Und da lag sie schon in seinen Armen. Er küßte sie, daß ihr die Luft wegblieb, und in diesem Augenblick wußte sie es ganz genau, daß es eben doch nicht nur Freundschaft zwischen ihnen war.

»Ich bin halt auch so ein schwerfälliges Nordlicht, Kirsten«, flüsterte er dicht an ihrem Ohr, »aber ich habe es mit der Angst bekommen.«

»Warum?« fragte sie bebend, da sie ja selbst so voller Angst war.

»Daß ein anderer kommen könnte, der dich mir wegnimmt«, erwiderte Lutz.

»Es könnte ja auch eine andere sein, die dein Herz gewinnt, so wie es bei Clarissa und Chris war«, sagte Kirsten. »Es scheint so, als hätte sie Hoffnungen in Ruth zerstört.«

»Aber Kirsten, Ruth ist doch keine Frau, die einen Mann fesseln kann«, sagte Lutz. »Dachtest du etwa, daß Chris ernsthaftes Interesse an ihr gehabt hätte? Sie ist nicht Fisch noch Fleisch. Sie kann doch keine Wünsche wecken in einem Mann. Sie ist einfach ein Blaustrumpf.«

Kirsten entzog sich seiner Umarmung. »Was hast du gegen Ruth?« fragte sie bestürzt.

»Gar nichts! Sie ist klug und vielseitig interessiert. Aber sie ist doch ohne jeden Reiz. Ihr fehlt das gewisse Etwas, das einen Mann anzieht. Ihr fehlt alles das, was du besitzt, was ich an dir liebe.«

»Was du an mir liebst«, wiederholte sie tonlos.

»Ja, begreifst du noch immer nicht, daß ich dich liebe? Muß ich es dir wirklich erst sagen? Ich habe dich vermißt, Kirsten. Mein Gott, du siehst doch auch so aus, als hätte dir etwas gefehlt. Du bist so blaß, Kleines. Es wird dir doch nicht wirklich etwas fehlen?«

Seine Stimme klang besorgt, und wieder fühlte sich Kirsten von seinen Armen umfangen. Warm wurde es ihr, und Glück erfüllte sie. Sie legte ihre Arme um seinen Hals.

»Ich höre es so gern, Lutz«, flüsterte sie, ohne noch zu überlegen. »Ich bin froh, daß du wieder da bist. Es waren drei Tage, die mir wie drei Jahre vorkamen.«

»Tschapperl«, sagte er zärtlich. »Du solltest doch eigentlich längst fühlen, was du mir bedeutest. Ich bin halt kein stürmischer Liebhaber, aber was ich haben will, halte ich auch fest. Jetzt bleiben wir zusammen.«

Und sie schwebte wie auf Wolken. Alle schweren Gedanken waren weggewischt. Sie gab sich seinen Küssen, seinen Liebkosungen hin. Und vielleicht war es tatsächlich nur dies, was ihr gefehlt hatte, und was an heimlichen, uneingestandenen Wünschen in ihr gewesen war.
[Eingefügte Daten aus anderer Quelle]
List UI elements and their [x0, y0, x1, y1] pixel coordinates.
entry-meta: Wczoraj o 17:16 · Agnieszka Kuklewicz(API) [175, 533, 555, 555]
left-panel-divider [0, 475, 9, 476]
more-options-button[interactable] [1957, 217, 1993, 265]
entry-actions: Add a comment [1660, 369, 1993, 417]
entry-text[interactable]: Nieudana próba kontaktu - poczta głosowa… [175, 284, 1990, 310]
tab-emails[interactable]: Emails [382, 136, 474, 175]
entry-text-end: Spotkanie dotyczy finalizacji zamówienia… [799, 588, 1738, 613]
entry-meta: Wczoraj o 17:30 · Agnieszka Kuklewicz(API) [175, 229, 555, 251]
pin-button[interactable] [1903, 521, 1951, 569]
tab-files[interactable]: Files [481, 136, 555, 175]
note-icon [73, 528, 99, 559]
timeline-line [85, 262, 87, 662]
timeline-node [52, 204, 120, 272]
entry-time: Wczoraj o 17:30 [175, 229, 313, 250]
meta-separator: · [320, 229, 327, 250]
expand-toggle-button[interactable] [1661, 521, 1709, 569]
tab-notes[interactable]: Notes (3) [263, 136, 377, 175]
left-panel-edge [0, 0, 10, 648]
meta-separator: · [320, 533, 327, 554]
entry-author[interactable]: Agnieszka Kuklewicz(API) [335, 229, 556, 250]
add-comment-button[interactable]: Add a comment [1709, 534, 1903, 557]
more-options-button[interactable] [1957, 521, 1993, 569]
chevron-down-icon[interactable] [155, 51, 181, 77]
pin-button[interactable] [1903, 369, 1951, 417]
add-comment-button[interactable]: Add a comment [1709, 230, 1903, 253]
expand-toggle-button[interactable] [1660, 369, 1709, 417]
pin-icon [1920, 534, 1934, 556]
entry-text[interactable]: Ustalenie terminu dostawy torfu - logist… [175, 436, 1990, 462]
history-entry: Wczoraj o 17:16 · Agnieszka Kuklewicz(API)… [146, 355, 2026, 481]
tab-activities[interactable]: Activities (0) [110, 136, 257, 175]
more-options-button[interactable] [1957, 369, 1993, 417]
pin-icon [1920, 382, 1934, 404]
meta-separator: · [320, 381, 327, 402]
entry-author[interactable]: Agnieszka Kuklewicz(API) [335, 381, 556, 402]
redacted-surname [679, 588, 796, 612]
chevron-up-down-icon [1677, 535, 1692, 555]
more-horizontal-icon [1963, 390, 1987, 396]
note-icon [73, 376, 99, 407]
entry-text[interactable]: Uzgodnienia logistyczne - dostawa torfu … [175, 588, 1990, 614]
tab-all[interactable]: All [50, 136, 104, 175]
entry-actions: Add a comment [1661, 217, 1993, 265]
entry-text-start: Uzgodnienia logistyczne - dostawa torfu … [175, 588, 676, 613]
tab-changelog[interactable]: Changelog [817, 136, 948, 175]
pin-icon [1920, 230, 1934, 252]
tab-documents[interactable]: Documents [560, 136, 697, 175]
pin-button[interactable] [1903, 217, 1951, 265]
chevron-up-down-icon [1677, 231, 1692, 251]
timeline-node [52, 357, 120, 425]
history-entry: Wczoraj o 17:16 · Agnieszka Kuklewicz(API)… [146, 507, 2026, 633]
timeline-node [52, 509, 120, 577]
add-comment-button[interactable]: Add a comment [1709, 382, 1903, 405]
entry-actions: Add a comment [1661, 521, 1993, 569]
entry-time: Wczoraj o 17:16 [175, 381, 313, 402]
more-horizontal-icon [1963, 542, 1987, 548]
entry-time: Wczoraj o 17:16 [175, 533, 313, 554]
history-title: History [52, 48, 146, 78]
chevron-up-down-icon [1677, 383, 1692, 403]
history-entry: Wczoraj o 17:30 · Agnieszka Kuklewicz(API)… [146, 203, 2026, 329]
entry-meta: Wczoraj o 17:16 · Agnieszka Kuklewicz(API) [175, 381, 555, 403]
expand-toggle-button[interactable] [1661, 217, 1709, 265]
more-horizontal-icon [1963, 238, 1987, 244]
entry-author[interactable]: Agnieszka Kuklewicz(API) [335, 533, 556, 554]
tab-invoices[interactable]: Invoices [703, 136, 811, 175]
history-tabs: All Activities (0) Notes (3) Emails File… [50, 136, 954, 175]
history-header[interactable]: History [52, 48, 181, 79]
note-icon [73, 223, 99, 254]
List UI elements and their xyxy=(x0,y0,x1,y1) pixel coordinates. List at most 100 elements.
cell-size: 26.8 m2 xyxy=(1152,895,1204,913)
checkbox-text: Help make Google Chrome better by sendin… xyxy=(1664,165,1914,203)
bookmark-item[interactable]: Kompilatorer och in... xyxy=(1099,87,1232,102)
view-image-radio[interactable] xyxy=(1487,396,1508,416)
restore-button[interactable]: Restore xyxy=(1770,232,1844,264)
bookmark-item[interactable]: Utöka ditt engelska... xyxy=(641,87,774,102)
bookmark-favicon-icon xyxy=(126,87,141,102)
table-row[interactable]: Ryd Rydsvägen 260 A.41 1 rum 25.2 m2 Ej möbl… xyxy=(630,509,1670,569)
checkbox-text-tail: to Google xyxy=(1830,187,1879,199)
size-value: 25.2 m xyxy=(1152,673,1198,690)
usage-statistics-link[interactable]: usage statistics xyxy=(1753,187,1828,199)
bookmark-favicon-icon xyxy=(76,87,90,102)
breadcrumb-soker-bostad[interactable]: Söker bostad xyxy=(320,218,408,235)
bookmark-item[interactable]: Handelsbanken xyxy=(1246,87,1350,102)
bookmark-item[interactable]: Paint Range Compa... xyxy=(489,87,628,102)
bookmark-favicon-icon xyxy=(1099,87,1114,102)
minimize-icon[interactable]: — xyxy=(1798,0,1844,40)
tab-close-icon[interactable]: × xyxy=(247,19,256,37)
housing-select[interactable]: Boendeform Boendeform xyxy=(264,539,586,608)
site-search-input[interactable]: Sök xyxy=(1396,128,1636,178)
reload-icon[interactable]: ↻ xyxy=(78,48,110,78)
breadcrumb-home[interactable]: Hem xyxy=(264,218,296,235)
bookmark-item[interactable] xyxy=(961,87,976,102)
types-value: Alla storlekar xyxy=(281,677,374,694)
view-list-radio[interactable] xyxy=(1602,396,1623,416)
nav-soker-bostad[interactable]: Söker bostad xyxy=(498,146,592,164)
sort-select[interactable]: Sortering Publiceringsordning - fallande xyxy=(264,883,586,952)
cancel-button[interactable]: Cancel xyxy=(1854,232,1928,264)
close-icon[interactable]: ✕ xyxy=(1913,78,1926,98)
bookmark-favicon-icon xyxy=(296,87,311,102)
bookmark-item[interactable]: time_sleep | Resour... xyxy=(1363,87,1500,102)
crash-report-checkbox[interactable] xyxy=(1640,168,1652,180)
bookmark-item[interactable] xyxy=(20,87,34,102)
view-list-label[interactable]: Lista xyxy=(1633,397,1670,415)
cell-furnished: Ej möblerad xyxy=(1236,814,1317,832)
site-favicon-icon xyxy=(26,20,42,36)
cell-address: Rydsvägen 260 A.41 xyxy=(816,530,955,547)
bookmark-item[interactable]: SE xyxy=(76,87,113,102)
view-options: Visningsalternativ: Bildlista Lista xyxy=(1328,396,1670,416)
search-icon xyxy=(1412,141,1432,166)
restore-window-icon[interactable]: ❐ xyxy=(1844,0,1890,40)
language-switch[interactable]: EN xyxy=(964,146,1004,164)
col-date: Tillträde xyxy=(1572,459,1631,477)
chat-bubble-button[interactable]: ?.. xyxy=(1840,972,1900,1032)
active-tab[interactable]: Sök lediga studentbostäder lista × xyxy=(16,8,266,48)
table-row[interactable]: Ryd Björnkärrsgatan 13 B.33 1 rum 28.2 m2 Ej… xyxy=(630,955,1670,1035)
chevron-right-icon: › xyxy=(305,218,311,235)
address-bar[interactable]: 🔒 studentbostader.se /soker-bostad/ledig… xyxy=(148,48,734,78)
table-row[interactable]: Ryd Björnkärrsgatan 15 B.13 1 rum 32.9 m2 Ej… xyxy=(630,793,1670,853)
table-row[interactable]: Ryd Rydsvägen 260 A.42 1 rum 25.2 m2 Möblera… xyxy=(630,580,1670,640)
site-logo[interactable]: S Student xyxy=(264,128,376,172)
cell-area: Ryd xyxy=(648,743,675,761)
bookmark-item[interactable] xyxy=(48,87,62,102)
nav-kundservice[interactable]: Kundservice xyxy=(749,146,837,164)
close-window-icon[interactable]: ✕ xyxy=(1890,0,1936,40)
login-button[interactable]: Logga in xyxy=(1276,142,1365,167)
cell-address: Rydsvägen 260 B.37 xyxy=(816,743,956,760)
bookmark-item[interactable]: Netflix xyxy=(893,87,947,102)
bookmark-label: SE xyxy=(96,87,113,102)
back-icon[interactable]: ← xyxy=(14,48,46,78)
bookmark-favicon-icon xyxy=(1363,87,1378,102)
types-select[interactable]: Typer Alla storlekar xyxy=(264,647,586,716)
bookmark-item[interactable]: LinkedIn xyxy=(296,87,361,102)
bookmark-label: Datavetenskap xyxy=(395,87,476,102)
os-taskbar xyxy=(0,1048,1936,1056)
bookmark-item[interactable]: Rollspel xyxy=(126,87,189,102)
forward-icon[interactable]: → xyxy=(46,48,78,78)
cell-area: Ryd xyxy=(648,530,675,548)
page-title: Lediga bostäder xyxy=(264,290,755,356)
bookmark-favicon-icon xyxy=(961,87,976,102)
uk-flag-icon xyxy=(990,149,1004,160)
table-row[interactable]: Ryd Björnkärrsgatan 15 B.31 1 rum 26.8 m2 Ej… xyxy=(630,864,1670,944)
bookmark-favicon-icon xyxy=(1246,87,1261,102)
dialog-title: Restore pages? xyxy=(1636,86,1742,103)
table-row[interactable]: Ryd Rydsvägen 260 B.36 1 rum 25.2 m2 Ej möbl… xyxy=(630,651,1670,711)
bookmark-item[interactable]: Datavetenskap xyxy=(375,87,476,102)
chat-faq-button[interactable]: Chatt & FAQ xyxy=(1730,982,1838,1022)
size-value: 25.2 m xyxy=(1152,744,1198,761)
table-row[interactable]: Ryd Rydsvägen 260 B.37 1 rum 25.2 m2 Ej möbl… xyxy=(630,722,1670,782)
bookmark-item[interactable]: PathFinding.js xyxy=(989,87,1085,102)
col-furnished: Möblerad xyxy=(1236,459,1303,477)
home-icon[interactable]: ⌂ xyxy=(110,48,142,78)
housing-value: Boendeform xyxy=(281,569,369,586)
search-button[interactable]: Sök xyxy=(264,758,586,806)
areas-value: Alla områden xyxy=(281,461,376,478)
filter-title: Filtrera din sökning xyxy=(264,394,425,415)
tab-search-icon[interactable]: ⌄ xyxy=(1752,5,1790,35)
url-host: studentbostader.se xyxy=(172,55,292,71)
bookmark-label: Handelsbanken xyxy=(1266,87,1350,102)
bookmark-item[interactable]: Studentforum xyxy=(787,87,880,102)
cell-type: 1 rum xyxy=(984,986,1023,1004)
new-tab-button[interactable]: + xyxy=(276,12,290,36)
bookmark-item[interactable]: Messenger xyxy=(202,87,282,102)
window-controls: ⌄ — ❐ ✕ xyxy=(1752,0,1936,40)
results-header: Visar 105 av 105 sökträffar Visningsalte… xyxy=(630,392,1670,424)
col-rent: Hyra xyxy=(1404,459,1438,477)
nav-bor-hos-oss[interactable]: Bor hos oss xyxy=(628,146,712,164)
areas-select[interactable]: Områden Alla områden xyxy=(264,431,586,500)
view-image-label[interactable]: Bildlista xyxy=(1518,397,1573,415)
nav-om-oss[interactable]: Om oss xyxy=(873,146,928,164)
Sie dachte auch nicht mehr daran, warum sie Dr. Wenninger besuchen wollte.


Am nächsten Morgen wurde sie wachgeküßt. »Wache ich, oder träume ich?« fragte sie verwundert.

»Ich bin jedenfalls wirklich da«, erwiderte Lutz mit seinem warmen, bezwingenden Lachen. »Und heute werden wir gemeinsam in die Kanzlei fahren. Es bleibt selbstverständlich zu überlegen, ob ich nicht nach einer anderen Sekretärin Ausschau halten muß, wenn wir erst verheiratet sind.«

»Kommt gar nicht in Frage«, erwiderte Kirsten. Und leiser fügte sie hinzu: »Ich glaube, ich wäre schrecklich eifersüchtig.«

Lutz küßte sie auf die Nasenspitze. »Mich sturen Esel müßtest du doch eigentlich kennen. Bei mir wird es niemals einen Seitensprung geben.«

Kirsten verdrängte alles, was in wirren Träumen ihren Schlaf belastet hatte. Sie lauschte seiner Stimme, die dann im Bad fröhliche Lieder schmetterte, sie kochte Kaffee und Eier, röstete Toast und deckte den Tisch.